I also would have loved the Wraith nursery story, only – at the end of the day – we all know the choice that would have been made…the facility would have been blown up, the children killed, and ‘yay! We’re so much better than those nasty Wraith and their evil, life-sucking ways!’ roll

Sometimes I’m glad the show’s been cancelled. smile

das

ytimynona
ytimynona

Oh, also, I think #2 would have worked out better without the Genii involvement. There would have been enough of a dilemma without the added need to make their new allies happy.

mary
mary

J
The queen could be called Elizabeth after Elizabeth Tudor. A young queen who used her brain to keep her people from going to war.
mary

dasNdanger
dasNdanger

@ Perragrin – *waves* I know yer lurking… I’m pretty sure my comment under yesterday’s entry got gobbled up in the 200+ replies. Just heal up quick, I miss you around these parts! *hugs*

*goes off to think up questions for Mullie…*

das

Mellow Yellow
Mellow Yellow

Hey Joe! Its me again..here are my questions for Paul.
Hi Paul,
Thank you for your time and Thank you for the great stories you have given us over the years! I’m not just saying this to be nice. The stories you, Joe M, and Carl have written are really some of my favorites. I have a few questions if you don’t mind..

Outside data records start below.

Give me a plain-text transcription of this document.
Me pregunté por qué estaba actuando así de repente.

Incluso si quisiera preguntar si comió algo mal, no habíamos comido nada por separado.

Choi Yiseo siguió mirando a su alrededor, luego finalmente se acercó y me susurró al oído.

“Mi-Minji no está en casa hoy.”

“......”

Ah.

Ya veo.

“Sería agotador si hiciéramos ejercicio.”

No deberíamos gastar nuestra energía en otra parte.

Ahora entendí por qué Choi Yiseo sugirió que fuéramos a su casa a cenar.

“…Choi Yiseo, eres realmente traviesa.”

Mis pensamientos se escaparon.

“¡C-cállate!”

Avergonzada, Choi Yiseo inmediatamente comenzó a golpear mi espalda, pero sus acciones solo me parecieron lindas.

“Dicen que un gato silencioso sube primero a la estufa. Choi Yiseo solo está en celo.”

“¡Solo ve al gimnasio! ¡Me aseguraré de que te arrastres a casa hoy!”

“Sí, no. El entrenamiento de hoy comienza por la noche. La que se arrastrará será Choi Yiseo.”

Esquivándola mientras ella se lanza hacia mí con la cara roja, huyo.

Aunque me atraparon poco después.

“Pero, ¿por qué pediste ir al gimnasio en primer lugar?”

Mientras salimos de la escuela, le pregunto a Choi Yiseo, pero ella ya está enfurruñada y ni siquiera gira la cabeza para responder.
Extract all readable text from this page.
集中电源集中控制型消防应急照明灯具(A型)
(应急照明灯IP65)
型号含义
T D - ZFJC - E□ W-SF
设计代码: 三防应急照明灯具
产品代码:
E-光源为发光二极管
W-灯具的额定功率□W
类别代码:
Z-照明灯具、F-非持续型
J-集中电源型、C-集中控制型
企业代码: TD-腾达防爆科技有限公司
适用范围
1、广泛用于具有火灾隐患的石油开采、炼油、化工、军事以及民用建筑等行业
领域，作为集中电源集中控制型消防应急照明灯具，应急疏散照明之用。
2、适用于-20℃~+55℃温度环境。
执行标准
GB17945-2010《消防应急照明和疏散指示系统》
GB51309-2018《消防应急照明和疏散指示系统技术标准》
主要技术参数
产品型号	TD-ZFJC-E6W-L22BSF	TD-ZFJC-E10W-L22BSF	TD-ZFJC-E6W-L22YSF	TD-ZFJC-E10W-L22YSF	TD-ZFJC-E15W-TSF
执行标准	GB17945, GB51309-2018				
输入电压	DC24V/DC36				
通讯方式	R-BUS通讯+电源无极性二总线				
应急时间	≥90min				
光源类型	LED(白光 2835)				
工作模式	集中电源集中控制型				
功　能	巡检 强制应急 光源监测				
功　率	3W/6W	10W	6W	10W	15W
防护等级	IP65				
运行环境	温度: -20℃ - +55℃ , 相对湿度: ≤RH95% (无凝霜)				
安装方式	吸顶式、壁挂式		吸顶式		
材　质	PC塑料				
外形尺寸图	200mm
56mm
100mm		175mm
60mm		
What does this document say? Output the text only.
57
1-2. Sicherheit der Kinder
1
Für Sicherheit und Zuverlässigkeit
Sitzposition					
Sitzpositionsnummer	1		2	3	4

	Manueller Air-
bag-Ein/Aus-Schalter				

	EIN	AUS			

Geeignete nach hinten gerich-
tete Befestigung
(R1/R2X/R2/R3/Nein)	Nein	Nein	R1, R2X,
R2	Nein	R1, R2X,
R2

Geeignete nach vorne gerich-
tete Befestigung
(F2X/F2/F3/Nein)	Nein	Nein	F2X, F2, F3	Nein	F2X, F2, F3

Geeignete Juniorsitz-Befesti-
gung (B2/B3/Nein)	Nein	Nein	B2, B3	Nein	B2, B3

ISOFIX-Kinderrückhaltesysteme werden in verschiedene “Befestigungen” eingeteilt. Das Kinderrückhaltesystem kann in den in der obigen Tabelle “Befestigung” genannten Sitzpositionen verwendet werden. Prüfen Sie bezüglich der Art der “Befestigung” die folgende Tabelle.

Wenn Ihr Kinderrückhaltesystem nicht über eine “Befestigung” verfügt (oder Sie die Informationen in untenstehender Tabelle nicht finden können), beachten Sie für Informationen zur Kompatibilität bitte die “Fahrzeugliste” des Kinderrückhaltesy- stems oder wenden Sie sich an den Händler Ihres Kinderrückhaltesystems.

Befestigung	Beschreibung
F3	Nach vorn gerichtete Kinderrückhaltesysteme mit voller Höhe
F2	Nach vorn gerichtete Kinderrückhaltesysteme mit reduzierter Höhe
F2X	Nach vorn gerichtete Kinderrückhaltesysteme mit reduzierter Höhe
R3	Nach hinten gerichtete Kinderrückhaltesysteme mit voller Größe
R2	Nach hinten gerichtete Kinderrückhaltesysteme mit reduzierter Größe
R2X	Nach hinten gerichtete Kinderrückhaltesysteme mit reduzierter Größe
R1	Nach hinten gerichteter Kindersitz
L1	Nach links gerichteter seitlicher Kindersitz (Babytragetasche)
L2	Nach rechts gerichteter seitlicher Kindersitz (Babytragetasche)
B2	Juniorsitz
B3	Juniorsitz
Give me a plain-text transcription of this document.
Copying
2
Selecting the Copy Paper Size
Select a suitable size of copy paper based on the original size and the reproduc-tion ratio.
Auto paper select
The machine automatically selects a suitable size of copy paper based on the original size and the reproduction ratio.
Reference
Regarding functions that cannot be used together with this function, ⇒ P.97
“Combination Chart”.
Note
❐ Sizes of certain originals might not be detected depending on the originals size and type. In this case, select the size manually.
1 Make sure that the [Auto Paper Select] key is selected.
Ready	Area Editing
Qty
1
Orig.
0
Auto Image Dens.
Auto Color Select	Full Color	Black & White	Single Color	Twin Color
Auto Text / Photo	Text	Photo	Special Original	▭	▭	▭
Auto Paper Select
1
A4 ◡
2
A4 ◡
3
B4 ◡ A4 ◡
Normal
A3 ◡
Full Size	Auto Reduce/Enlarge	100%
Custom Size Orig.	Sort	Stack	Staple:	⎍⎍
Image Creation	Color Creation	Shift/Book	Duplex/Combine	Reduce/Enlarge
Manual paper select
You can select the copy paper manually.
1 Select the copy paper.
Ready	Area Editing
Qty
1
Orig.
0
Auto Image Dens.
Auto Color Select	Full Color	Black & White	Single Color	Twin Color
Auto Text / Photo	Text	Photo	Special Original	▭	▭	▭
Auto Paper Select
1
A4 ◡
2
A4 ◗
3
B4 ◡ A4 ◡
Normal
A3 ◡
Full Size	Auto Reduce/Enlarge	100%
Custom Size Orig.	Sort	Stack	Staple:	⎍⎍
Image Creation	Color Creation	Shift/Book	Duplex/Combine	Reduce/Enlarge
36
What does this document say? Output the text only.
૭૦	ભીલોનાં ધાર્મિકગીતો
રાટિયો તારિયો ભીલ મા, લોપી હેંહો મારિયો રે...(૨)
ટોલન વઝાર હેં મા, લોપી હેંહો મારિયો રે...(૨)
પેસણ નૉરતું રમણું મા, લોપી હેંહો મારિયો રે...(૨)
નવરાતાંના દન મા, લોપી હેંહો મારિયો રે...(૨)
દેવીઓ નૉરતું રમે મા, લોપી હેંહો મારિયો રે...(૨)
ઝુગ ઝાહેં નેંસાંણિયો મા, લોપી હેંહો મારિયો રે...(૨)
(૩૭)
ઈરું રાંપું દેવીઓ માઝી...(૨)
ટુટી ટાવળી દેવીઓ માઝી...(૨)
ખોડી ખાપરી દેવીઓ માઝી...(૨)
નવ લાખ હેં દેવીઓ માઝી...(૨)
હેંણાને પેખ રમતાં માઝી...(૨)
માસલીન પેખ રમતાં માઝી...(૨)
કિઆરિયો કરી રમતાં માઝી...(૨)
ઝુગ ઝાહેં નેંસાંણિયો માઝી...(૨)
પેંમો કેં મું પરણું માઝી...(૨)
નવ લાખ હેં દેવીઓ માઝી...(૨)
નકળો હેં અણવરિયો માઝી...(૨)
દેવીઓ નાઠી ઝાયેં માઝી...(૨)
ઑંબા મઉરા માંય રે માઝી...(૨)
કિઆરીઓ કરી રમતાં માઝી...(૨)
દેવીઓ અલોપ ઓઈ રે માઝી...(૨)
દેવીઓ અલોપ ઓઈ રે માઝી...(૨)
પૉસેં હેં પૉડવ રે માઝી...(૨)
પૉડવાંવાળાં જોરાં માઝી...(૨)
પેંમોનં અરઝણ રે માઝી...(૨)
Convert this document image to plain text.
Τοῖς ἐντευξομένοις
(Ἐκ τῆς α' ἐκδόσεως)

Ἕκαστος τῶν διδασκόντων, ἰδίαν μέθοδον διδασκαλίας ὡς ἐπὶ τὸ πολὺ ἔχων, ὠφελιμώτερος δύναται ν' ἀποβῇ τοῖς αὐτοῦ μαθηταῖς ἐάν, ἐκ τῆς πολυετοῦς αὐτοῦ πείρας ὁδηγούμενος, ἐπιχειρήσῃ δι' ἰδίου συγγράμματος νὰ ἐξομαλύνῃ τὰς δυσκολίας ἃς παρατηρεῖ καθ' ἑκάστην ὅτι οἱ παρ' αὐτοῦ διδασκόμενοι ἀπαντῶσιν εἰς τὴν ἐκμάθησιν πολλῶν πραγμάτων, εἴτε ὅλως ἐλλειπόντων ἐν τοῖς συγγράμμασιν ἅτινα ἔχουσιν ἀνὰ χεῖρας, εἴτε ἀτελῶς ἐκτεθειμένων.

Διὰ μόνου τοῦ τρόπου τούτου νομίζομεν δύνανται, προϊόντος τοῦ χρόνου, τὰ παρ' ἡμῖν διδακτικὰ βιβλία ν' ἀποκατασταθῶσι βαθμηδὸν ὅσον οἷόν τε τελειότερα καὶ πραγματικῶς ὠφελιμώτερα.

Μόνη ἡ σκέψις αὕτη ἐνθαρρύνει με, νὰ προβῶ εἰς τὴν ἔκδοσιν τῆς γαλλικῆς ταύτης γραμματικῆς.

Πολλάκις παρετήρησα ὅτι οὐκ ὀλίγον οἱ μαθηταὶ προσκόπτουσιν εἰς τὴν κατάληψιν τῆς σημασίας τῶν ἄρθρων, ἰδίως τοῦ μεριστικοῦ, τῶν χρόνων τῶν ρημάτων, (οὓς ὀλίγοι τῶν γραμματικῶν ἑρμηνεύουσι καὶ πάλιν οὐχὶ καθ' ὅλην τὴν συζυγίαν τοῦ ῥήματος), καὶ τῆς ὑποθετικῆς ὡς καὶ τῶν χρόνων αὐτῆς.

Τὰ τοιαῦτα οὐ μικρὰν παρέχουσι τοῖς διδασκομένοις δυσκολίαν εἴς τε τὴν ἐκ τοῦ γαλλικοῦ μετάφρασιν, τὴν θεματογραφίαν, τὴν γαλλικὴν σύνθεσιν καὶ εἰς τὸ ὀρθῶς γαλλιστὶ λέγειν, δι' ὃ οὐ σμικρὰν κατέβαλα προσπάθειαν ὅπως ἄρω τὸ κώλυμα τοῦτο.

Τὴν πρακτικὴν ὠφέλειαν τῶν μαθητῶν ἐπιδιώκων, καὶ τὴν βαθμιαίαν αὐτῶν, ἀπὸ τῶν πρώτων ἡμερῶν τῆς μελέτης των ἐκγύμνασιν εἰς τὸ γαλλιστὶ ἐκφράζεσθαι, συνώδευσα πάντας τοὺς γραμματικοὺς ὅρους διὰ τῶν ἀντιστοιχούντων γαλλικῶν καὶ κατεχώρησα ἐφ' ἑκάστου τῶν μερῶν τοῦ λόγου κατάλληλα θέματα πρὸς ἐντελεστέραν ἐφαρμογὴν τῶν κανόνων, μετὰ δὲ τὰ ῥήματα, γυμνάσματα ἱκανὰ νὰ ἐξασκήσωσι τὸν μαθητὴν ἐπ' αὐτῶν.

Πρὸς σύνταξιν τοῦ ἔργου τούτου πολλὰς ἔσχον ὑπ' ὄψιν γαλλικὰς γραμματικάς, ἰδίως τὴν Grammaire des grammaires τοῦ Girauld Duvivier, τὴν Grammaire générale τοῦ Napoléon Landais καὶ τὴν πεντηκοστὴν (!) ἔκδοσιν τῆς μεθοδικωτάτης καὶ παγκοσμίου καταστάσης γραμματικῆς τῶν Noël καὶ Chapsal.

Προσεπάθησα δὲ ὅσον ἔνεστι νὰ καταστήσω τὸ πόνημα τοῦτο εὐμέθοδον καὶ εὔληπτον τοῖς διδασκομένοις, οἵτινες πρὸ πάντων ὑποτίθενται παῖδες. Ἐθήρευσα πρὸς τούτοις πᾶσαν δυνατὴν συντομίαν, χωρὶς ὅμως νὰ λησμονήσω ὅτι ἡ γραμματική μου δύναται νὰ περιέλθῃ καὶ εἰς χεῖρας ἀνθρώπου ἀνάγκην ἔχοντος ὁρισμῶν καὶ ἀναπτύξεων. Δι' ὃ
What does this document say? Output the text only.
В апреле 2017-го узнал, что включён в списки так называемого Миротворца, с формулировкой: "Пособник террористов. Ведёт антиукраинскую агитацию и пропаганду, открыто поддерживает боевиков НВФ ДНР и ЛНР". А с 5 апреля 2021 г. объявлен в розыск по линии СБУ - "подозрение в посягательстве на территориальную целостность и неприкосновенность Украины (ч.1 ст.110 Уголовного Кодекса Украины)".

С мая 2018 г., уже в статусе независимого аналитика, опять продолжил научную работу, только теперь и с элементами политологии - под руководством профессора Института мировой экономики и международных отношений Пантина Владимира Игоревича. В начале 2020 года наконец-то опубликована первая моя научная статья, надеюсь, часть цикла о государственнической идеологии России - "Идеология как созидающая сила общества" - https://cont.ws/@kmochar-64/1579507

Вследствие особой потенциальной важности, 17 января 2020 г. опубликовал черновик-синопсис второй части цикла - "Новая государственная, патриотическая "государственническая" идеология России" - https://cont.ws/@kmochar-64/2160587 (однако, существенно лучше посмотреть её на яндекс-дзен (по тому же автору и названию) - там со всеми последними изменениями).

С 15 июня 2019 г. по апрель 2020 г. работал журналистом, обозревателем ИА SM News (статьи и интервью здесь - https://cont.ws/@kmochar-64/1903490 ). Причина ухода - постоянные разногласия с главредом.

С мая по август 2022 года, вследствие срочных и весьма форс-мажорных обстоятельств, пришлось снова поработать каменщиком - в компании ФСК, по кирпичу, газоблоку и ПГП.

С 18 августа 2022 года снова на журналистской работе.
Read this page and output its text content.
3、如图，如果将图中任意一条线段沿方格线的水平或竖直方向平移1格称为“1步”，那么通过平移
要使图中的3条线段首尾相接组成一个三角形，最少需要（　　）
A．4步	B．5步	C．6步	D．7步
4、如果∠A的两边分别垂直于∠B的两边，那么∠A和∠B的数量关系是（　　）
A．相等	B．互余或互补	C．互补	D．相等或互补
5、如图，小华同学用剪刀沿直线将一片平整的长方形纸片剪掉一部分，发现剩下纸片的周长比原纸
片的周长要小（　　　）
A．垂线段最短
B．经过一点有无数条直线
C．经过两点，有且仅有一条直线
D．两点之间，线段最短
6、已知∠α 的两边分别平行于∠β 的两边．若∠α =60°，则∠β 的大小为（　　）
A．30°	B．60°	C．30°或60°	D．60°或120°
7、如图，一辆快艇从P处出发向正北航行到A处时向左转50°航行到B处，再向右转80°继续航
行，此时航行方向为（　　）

1. How do you and Joe work together; Do the two of you come up with ideas together or does one of you come with an idea and then you both work on a story?
2. Do you have a favorite character to write for?
3. Which of the SGA episodes you’ve written is your favorite? And why?
4. While writing a story with Joe is there anything you wanted to add/leave in (or the opposite) and had to argue with him to get him to agree it with you? If yes, can you tell us what it was?

Thank you!

Craig MD
Craig MD

Story idea #1 is the most interesting of the bunch. Story idea #3 reminds me of an episode of Star Trek: Voyager, and idea #4 reminds me of the Charlie X episode of the original Star Trek series.

PoorOldEdgarDerby
PoorOldEdgarDerby

I liked the body snatchers pitch best, personally.

Kevin
Kevin

Hay Joe,

I just wanted to say congratulations on 5 great seasons. it’s too bad it couldn’t have gone further. That final episode was GREAT…. out with a bang!!! Way to go.

Reading you story ideas brought to mind a story that I had thought would be interesting for SG-1. Now I’m no righter but had a sudden inspiration. It would have been in season 10 when I thought it would have been cool to find a way to bring one of my favorite characters back, and that was Jacob Carter. I thought it would be cool if somehow the Ori or a Prior in a cloaked ship came to earth with the intention of bringing someone back to life and make a prior out of someone that would really tug on the heart strings of SG-1. Then of course SG-1 would find some way to save him and as a result he would lose his prior abilities. Just a thought I had.